Sometimes it didn’t work; sometimes, mechanical beasts weren’t anything more than metal. But sometimes, there was a genuine beast inside the metal skin. The horse before her blew out a warm breath, nuzzling into her hand.

“Can you hop down?” Trudy asked, stepping down from the truck bed.

The horse followed her like it had stepped out of a truck dozens of times before, hooves denting the powdery ground of the driveway. Trudy gently lifted the reins, and guided the horse toward the barn. Once, the barn had held a different kind of horse; now, she’d turned the stalls into smaller cubbies and shelves, each holding a penny horse or a carousel animal. Rockets and flying Supermen lined the double doors at the back wall, sunlight dappling their metal skins where it poked through the wall slats. Each animal was draped with a soft blanket. Some animals had names like Champion, Bucky, and Thunder; others were nameless, but carved with such care, Trudy wanted to name them. She just hadn’t dared. The newest arrival whickered softly at the sight of them.

“Made you a space here,” Trudy said, gesturing to a far cubby, even though she was certain the horse didn’t understand. These beasts came alive, but they were still beasts. Most had only known the hollers of kids on their backs, the exuberant slap of tiny hands against their manes and ears. Some hadn’t liked the barn at all. Others had been curious.

“Never sure how long the change lasts—sometimes it’s quick and sometimes it’s slow.” She glanced back at the horse that still hadn’t reverted to aluminum. “I don’t know enough about it and can’t find that damn circus to ask.”

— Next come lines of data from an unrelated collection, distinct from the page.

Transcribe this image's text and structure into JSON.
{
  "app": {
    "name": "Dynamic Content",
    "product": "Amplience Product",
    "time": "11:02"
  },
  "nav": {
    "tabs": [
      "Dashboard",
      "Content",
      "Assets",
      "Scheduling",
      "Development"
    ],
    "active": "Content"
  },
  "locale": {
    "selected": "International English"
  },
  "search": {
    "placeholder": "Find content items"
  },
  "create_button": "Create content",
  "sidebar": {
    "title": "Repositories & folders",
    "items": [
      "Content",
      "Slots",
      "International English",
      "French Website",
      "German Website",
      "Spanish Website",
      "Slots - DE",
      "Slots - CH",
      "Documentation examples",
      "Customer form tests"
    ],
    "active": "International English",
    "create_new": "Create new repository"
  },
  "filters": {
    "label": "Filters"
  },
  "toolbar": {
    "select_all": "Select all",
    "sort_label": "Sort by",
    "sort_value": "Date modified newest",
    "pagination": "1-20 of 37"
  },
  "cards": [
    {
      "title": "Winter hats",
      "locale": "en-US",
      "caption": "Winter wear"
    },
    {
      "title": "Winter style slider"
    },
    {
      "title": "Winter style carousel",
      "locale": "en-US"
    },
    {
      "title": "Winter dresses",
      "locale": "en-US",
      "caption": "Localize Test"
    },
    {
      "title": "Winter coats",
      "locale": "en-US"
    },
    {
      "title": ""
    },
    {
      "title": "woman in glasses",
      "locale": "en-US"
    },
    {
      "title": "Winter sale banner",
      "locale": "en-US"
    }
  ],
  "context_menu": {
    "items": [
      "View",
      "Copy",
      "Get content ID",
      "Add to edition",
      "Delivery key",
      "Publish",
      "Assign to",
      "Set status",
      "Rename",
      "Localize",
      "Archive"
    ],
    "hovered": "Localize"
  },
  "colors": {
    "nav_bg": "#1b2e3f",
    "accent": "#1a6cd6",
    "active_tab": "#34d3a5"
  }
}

The horse shivered, its flanks having started to run with metal once more.

“All right. Come on.”

Trudy moved for the empty cubby, the horse following her as best it could. It was old and resuming the form it had known all its life—retreating to safety, Trudy always thought of it as. But she got the horse settled and draped with an old quilt before it had fully gone to metal once more. Trudy exhaled and touched the broad nose, but the change did not come again. Sometimes it did, and sometimes it didn’t, and she hadn’t yet sorted the whys of that, either.

The cubby at the far end, the one right before the row of rockets, held Trudy’s favorite horse—the one horse that had never changed for her. She went to it now, because she always did, moving slow like it might startle at her approach. Maybe she hoped it would. But it didn’t move, its copper sides not heaving with breath, its golden eyes fixed, staring ever forward. Some horses didn’t respond; some were not imbued with the spark others had, but Trudy thought this one was. Maybe it was wishful thinking. She saw something of her girlhood in the horse, in the way it was frozen mid-leap, moving for something it would never reach.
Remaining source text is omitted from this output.